It’s been a wet autumn, the first in about twenty years according to my father’s calculations. While he was overseas, he rang in for reports and was glad to hear about the grass leaping away. Just before he came back, I dug up a few potatoes from the three big rows at the top of the vegetable patch. They looked fine, but when I cut into them I found that the centres were starting to go grey and soggy.
I always thought that potatoes were fine in the ground, but each time we visited the vegetable patch while the folks were away, I had visions from The Potato People by Pamela Allen. In that picture book, a little boy and his granny dig up mountains and mountains of potatoes. Tambourines and Treacle Tarts! exclaims grandma. Relying on a half memory of potato clamps, and leaning on the excuse that farming and gardening are my parents’ domain, I ignored that subconscious call to action. We usually relish our home grown potatoes and it was sickening to imagine them all rotting in the ground as a result of my laziness. Not that I did anything about the situation.
Dad came home and the next day he suggested we might get a bit of fresh air and exercise and dig up those potatoes. I protested all the way, as I always do when fresh air and exercise are suggested.
The crop was obviously ruined.
I didn’t want to feed Joe blighted potatoes.
Surely we should cut open a few….
Dad went up first and started work. Joe and I wandered out at our own pace. When we arrived, there were two little piles of potatoes glowing on the ground like golden nuggets. Dad was on the long handed spade, Joe commandeered the short handled fork, and I started to tickle them up with my fingers. It reminded me of one of those Dali Lama lists.
Every year go somewhere you’ve never been before.
Every day, get some earth on your hands.
Most of the spuds were long, like yams, and many of them were magnificently malformed. It’s exciting enough to discover potatoes with heads and bodies and potatoes with three legs, but a penguin, complete with flipper wings and a beaky head and capable of standing up…wow.

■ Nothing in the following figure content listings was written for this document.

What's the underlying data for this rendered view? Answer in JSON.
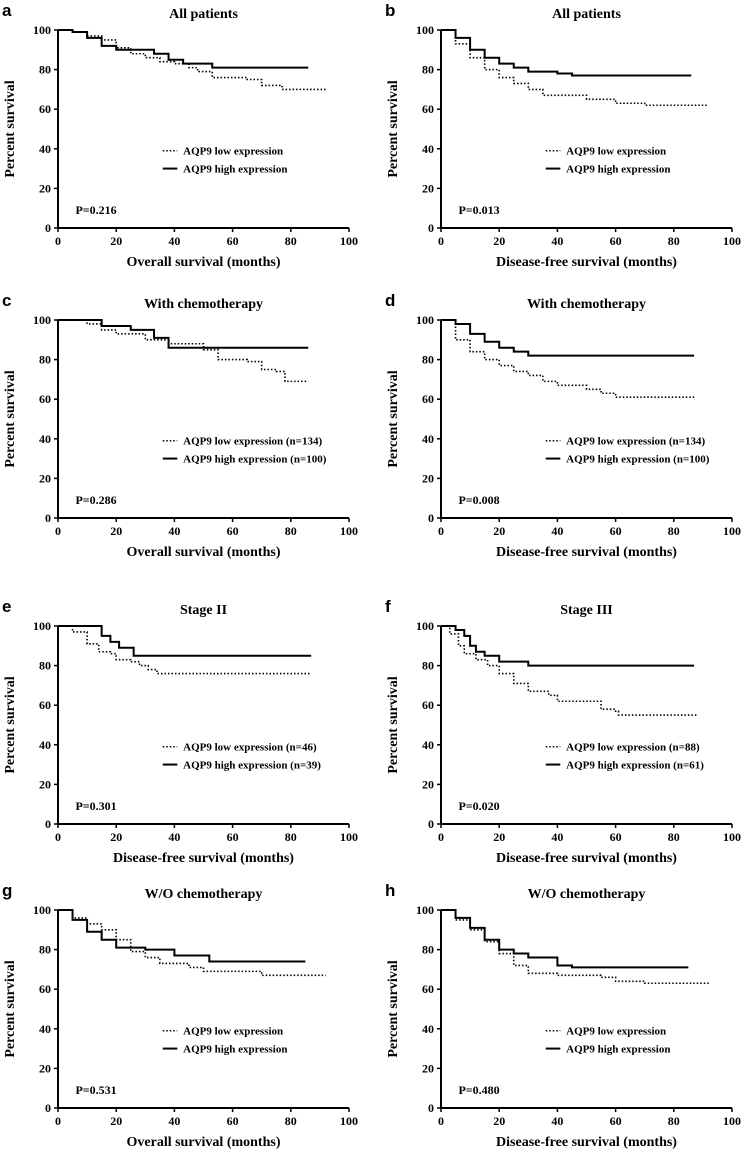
{
  "chart_data": [
    {
      "panel": "a",
      "type": "line",
      "title": "All patients",
      "xlabel": "Overall survival (months)",
      "ylabel": "Percent survival",
      "xlim": [
        0,
        100
      ],
      "ylim": [
        0,
        100
      ],
      "xticks": [
        "0",
        "20",
        "40",
        "60",
        "80",
        "100"
      ],
      "yticks": [
        "0",
        "20",
        "40",
        "60",
        "80",
        "100"
      ],
      "p_value": "P=0.216",
      "series": [
        {
          "name": "AQP9 low expression",
          "style": "dotted",
          "points": [
            [
              0,
              100
            ],
            [
              5,
              99
            ],
            [
              10,
              97
            ],
            [
              15,
              95
            ],
            [
              20,
              91
            ],
            [
              25,
              88
            ],
            [
              30,
              86
            ],
            [
              35,
              84
            ],
            [
              40,
              83
            ],
            [
              45,
              81
            ],
            [
              48,
              79
            ],
            [
              53,
              76
            ],
            [
              65,
              75
            ],
            [
              70,
              72
            ],
            [
              77,
              70
            ],
            [
              92,
              70
            ]
          ]
        },
        {
          "name": "AQP9 high expression",
          "style": "solid",
          "points": [
            [
              0,
              100
            ],
            [
              5,
              99
            ],
            [
              10,
              96
            ],
            [
              15,
              92
            ],
            [
              20,
              90
            ],
            [
              28,
              90
            ],
            [
              33,
              88
            ],
            [
              38,
              85
            ],
            [
              43,
              83
            ],
            [
              53,
              81
            ],
            [
              86,
              81
            ]
          ]
        }
      ]
    },
    {
      "panel": "b",
      "type": "line",
      "title": "All patients",
      "xlabel": "Disease-free survival (months)",
      "ylabel": "Percent survival",
      "xlim": [
        0,
        100
      ],
      "ylim": [
        0,
        100
      ],
      "xticks": [
        "0",
        "20",
        "40",
        "60",
        "80",
        "100"
      ],
      "yticks": [
        "0",
        "20",
        "40",
        "60",
        "80",
        "100"
      ],
      "p_value": "P=0.013",
      "series": [
        {
          "name": "AQP9 low expression",
          "style": "dotted",
          "points": [
            [
              0,
              100
            ],
            [
              5,
              93
            ],
            [
              10,
              86
            ],
            [
              15,
              80
            ],
            [
              20,
              76
            ],
            [
              25,
              73
            ],
            [
              30,
              70
            ],
            [
              35,
              67
            ],
            [
              45,
              67
            ],
            [
              50,
              65
            ],
            [
              60,
              63
            ],
            [
              70,
              62
            ],
            [
              92,
              62
            ]
          ]
        },
        {
          "name": "AQP9 high expression",
          "style": "solid",
          "points": [
            [
              0,
              100
            ],
            [
              5,
              96
            ],
            [
              10,
              90
            ],
            [
              15,
              86
            ],
            [
              20,
              83
            ],
            [
              25,
              81
            ],
            [
              30,
              79
            ],
            [
              40,
              78
            ],
            [
              45,
              77
            ],
            [
              86,
              77
            ]
          ]
        }
      ]
    },
    {
      "panel": "c",
      "type": "line",
      "title": "With chemotherapy",
      "xlabel": "Overall survival (months)",
      "ylabel": "Percent survival",
      "xlim": [
        0,
        100
      ],
      "ylim": [
        0,
        100
      ],
      "xticks": [
        "0",
        "20",
        "40",
        "60",
        "80",
        "100"
      ],
      "yticks": [
        "0",
        "20",
        "40",
        "60",
        "80",
        "100"
      ],
      "p_value": "P=0.286",
      "series": [
        {
          "name": "AQP9 low expression (n=134)",
          "style": "dotted",
          "points": [
            [
              0,
              100
            ],
            [
              10,
              98
            ],
            [
              15,
              95
            ],
            [
              20,
              93
            ],
            [
              30,
              90
            ],
            [
              38,
              88
            ],
            [
              50,
              85
            ],
            [
              55,
              80
            ],
            [
              65,
              79
            ],
            [
              70,
              75
            ],
            [
              75,
              74
            ],
            [
              78,
              69
            ],
            [
              86,
              69
            ]
          ]
        },
        {
          "name": "AQP9 high expression (n=100)",
          "style": "solid",
          "points": [
            [
              0,
              100
            ],
            [
              8,
              100
            ],
            [
              15,
              97
            ],
            [
              25,
              95
            ],
            [
              33,
              91
            ],
            [
              38,
              86
            ],
            [
              86,
              86
            ]
          ]
        }
      ]
    },
    {
      "panel": "d",
      "type": "line",
      "title": "With chemotherapy",
      "xlabel": "Disease-free survival (months)",
      "ylabel": "Percent survival",
      "xlim": [
        0,
        100
      ],
      "ylim": [
        0,
        100
      ],
      "xticks": [
        "0",
        "20",
        "40",
        "60",
        "80",
        "100"
      ],
      "yticks": [
        "0",
        "20",
        "40",
        "60",
        "80",
        "100"
      ],
      "p_value": "P=0.008",
      "series": [
        {
          "name": "AQP9 low expression (n=134)",
          "style": "dotted",
          "points": [
            [
              0,
              100
            ],
            [
              5,
              90
            ],
            [
              10,
              84
            ],
            [
              15,
              80
            ],
            [
              20,
              77
            ],
            [
              25,
              74
            ],
            [
              30,
              72
            ],
            [
              35,
              69
            ],
            [
              40,
              67
            ],
            [
              45,
              67
            ],
            [
              50,
              65
            ],
            [
              55,
              63
            ],
            [
              60,
              61
            ],
            [
              87,
              61
            ]
          ]
        },
        {
          "name": "AQP9 high expression (n=100)",
          "style": "solid",
          "points": [
            [
              0,
              100
            ],
            [
              5,
              98
            ],
            [
              10,
              93
            ],
            [
              15,
              89
            ],
            [
              20,
              86
            ],
            [
              25,
              84
            ],
            [
              30,
              82
            ],
            [
              87,
              82
            ]
          ]
        }
      ]
    },
    {
      "panel": "e",
      "type": "line",
      "title": "Stage II",
      "xlabel": "Disease-free survival (months)",
      "ylabel": "Percent survival",
      "xlim": [
        0,
        100
      ],
      "ylim": [
        0,
        100
      ],
      "xticks": [
        "0",
        "20",
        "40",
        "60",
        "80",
        "100"
      ],
      "yticks": [
        "0",
        "20",
        "40",
        "60",
        "80",
        "100"
      ],
      "p_value": "P=0.301",
      "series": [
        {
          "name": "AQP9 low expression (n=46)",
          "style": "dotted",
          "points": [
            [
              0,
              100
            ],
            [
              5,
              97
            ],
            [
              10,
              91
            ],
            [
              14,
              87
            ],
            [
              18,
              86
            ],
            [
              20,
              83
            ],
            [
              25,
              82
            ],
            [
              28,
              80
            ],
            [
              31,
              78
            ],
            [
              34,
              76
            ],
            [
              87,
              76
            ]
          ]
        },
        {
          "name": "AQP9 high expression (n=39)",
          "style": "solid",
          "points": [
            [
              0,
              100
            ],
            [
              13,
              100
            ],
            [
              15,
              95
            ],
            [
              18,
              92
            ],
            [
              21,
              89
            ],
            [
              26,
              85
            ],
            [
              87,
              85
            ]
          ]
        }
      ]
    },
    {
      "panel": "f",
      "type": "line",
      "title": "Stage III",
      "xlabel": "Disease-free survival (months)",
      "ylabel": "Percent survival",
      "xlim": [
        0,
        100
      ],
      "ylim": [
        0,
        100
      ],
      "xticks": [
        "0",
        "20",
        "40",
        "60",
        "80",
        "100"
      ],
      "yticks": [
        "0",
        "20",
        "40",
        "60",
        "80",
        "100"
      ],
      "p_value": "P=0.020",
      "series": [
        {
          "name": "AQP9 low expression (n=88)",
          "style": "dotted",
          "points": [
            [
              0,
              100
            ],
            [
              3,
              96
            ],
            [
              6,
              90
            ],
            [
              8,
              86
            ],
            [
              12,
              83
            ],
            [
              16,
              80
            ],
            [
              20,
              76
            ],
            [
              25,
              71
            ],
            [
              30,
              67
            ],
            [
              37,
              65
            ],
            [
              40,
              62
            ],
            [
              50,
              62
            ],
            [
              55,
              58
            ],
            [
              60,
              57
            ],
            [
              61,
              55
            ],
            [
              88,
              55
            ]
          ]
        },
        {
          "name": "AQP9 high expression (n=61)",
          "style": "solid",
          "points": [
            [
              0,
              100
            ],
            [
              5,
              98
            ],
            [
              8,
              95
            ],
            [
              10,
              90
            ],
            [
              12,
              87
            ],
            [
              15,
              85
            ],
            [
              20,
              82
            ],
            [
              30,
              80
            ],
            [
              87,
              80
            ]
          ]
        }
      ]
    },
    {
      "panel": "g",
      "type": "line",
      "title": "W/O chemotherapy",
      "xlabel": "Overall survival (months)",
      "ylabel": "Percent survival",
      "xlim": [
        0,
        100
      ],
      "ylim": [
        0,
        100
      ],
      "xticks": [
        "0",
        "20",
        "40",
        "60",
        "80",
        "100"
      ],
      "yticks": [
        "0",
        "20",
        "40",
        "60",
        "80",
        "100"
      ],
      "p_value": "P=0.531",
      "series": [
        {
          "name": "AQP9 low expression",
          "style": "dotted",
          "points": [
            [
              0,
              100
            ],
            [
              5,
              96
            ],
            [
              10,
              93
            ],
            [
              15,
              90
            ],
            [
              20,
              85
            ],
            [
              25,
              79
            ],
            [
              30,
              76
            ],
            [
              35,
              73
            ],
            [
              45,
              71
            ],
            [
              50,
              69
            ],
            [
              70,
              67
            ],
            [
              92,
              67
            ]
          ]
        },
        {
          "name": "AQP9 high expression",
          "style": "solid",
          "points": [
            [
              0,
              100
            ],
            [
              5,
              95
            ],
            [
              10,
              89
            ],
            [
              15,
              85
            ],
            [
              20,
              81
            ],
            [
              30,
              80
            ],
            [
              40,
              77
            ],
            [
              52,
              74
            ],
            [
              85,
              74
            ]
          ]
        }
      ]
    },
    {
      "panel": "h",
      "type": "line",
      "title": "W/O chemotherapy",
      "xlabel": "Disease-free survival (months)",
      "ylabel": "Percent survival",
      "xlim": [
        0,
        100
      ],
      "ylim": [
        0,
        100
      ],
      "xticks": [
        "0",
        "20",
        "40",
        "60",
        "80",
        "100"
      ],
      "yticks": [
        "0",
        "20",
        "40",
        "60",
        "80",
        "100"
      ],
      "p_value": "P=0.480",
      "series": [
        {
          "name": "AQP9 low expression",
          "style": "dotted",
          "points": [
            [
              0,
              100
            ],
            [
              5,
              95
            ],
            [
              10,
              90
            ],
            [
              15,
              84
            ],
            [
              20,
              78
            ],
            [
              25,
              72
            ],
            [
              30,
              68
            ],
            [
              40,
              67
            ],
            [
              55,
              66
            ],
            [
              60,
              64
            ],
            [
              70,
              63
            ],
            [
              92,
              63
            ]
          ]
        },
        {
          "name": "AQP9 high expression",
          "style": "solid",
          "points": [
            [
              0,
              100
            ],
            [
              5,
              96
            ],
            [
              10,
              91
            ],
            [
              15,
              85
            ],
            [
              20,
              80
            ],
            [
              25,
              78
            ],
            [
              30,
              76
            ],
            [
              40,
              72
            ],
            [
              45,
              71
            ],
            [
              85,
              71
            ]
          ]
        }
      ]
    }
  ]
}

My friend Nick, who both writes and doesn’t write as fervently as I do, once quoted me a Tom Waites metaphor about creative process:
The best songs come out of the ground, just like a potato. You plan and plan, and then you wait for the potato.
Potato grubbing triggered thoughts for Dad too. His father was an award winning potato grower, on a farm just outside London.

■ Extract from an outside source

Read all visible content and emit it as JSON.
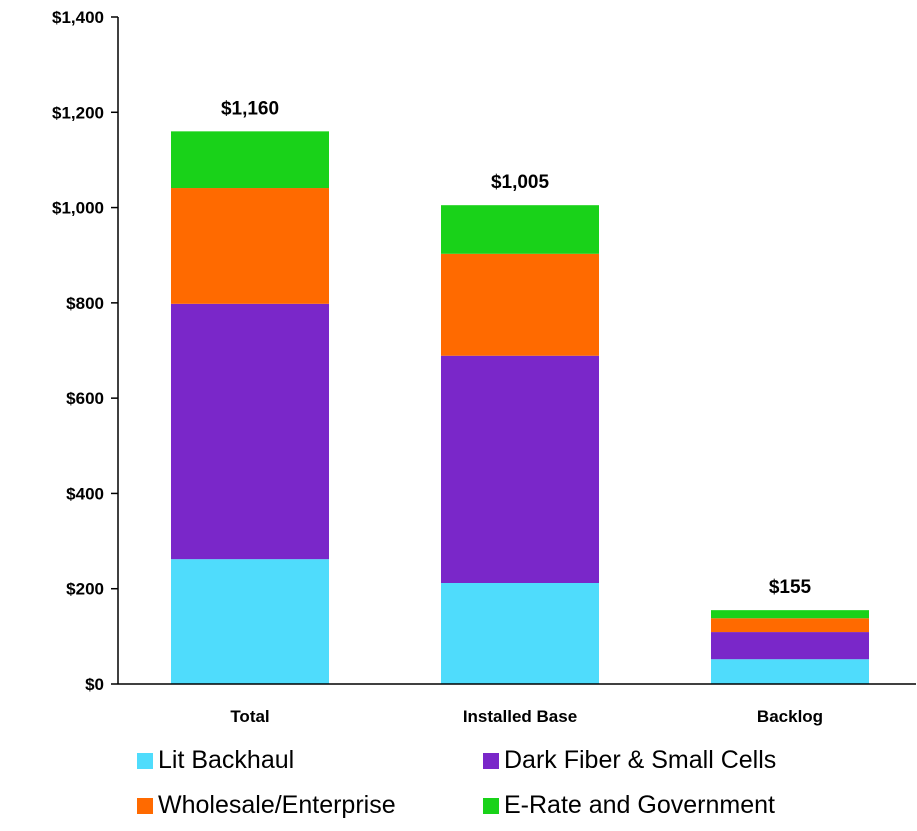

My first love was a potato picker, Dad mused. A gypsy. She used to sneak up and grab me from behind. I was so…scared. We arranged to go on a date. She didn’t show up.

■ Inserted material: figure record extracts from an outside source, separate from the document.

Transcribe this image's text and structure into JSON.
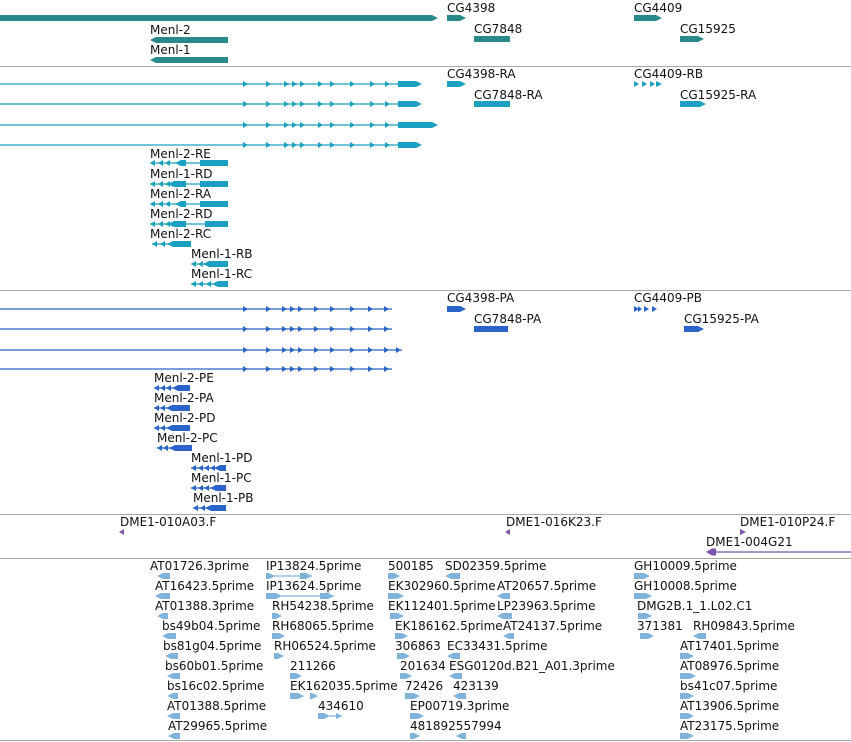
{
  "colors": {
    "gene": "#2a8a8a",
    "transcript_rna": "#1aa0c0",
    "transcript_protein": "#2a64c8",
    "clone": "#7a55aa",
    "est": "#7fb3da",
    "separator": "#a8a8a8"
  },
  "tracks": {
    "genes": {
      "name": "genes",
      "features": [
        "CG4398",
        "CG7848",
        "CG4409",
        "CG15925",
        "Menl-2",
        "Menl-1"
      ]
    },
    "transcripts": {
      "name": "transcripts",
      "features": [
        "CG4398-RA",
        "CG7848-RA",
        "CG4409-RB",
        "CG15925-RA",
        "Menl-2-RE",
        "Menl-1-RD",
        "Menl-2-RA",
        "Menl-2-RD",
        "Menl-2-RC",
        "Menl-1-RB",
        "Menl-1-RC"
      ]
    },
    "proteins": {
      "name": "proteins",
      "features": [
        "CG4398-PA",
        "CG7848-PA",
        "CG4409-PB",
        "CG15925-PA",
        "Menl-2-PE",
        "Menl-2-PA",
        "Menl-2-PD",
        "Menl-2-PC",
        "Menl-1-PD",
        "Menl-1-PC",
        "Menl-1-PB"
      ]
    },
    "clones": {
      "name": "clones",
      "features": [
        "DME1-010A03.F",
        "DME1-016K23.F",
        "DME1-010P24.F",
        "DME1-004G21"
      ]
    },
    "ests": {
      "name": "ests",
      "features": [
        "AT01726.3prime",
        "AT16423.5prime",
        "AT01388.3prime",
        "bs49b04.5prime",
        "bs81g04.5prime",
        "bs60b01.5prime",
        "bs16c02.5prime",
        "AT01388.5prime",
        "AT29965.5prime",
        "IP13824.5prime",
        "IP13624.5prime",
        "RH54238.5prime",
        "RH68065.5prime",
        "RH06524.5prime",
        "211266",
        "EK162035.5prime",
        "434610",
        "500185",
        "EK302960.5prime",
        "EK112401.5prime",
        "EK186162.5prime",
        "306863",
        "201634",
        "72426",
        "EP00719.3prime",
        "481892557994",
        "SD02359.5prime",
        "AT20657.5prime",
        "LP23963.5prime",
        "AT24137.5prime",
        "EC33431.5prime",
        "ESG0120d.B21_A01.3prime",
        "423139",
        "GH10009.5prime",
        "GH10008.5prime",
        "DMG2B.1_1.L02.C1",
        "371381",
        "RH09843.5prime",
        "AT17401.5prime",
        "AT08976.5prime",
        "bs41c07.5prime",
        "AT13906.5prime",
        "AT23175.5prime"
      ]
    }
  }
}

Later, we had harvesting machines. I remember one wet year. We had to pick by hand, squeezing mud off the spuds like you squeeze wet soap. There was plenty of swearing. We never planted that field again.
We got a barrow and a half out of the rows, not much of a crop really. We graded them and will store them separately. The ones that had been spiked with the fork were put in a bucket, to be cooked first.
These are bakers, said Dad, Can’t do that with new potatoes.
That night, my Kitchen Muse was out bar-loitering. Dad cooked the spuds down at the homestead and brought them up to our place for dinner. Those ruined potatoes, baked slowly and loaded with butter, were so good.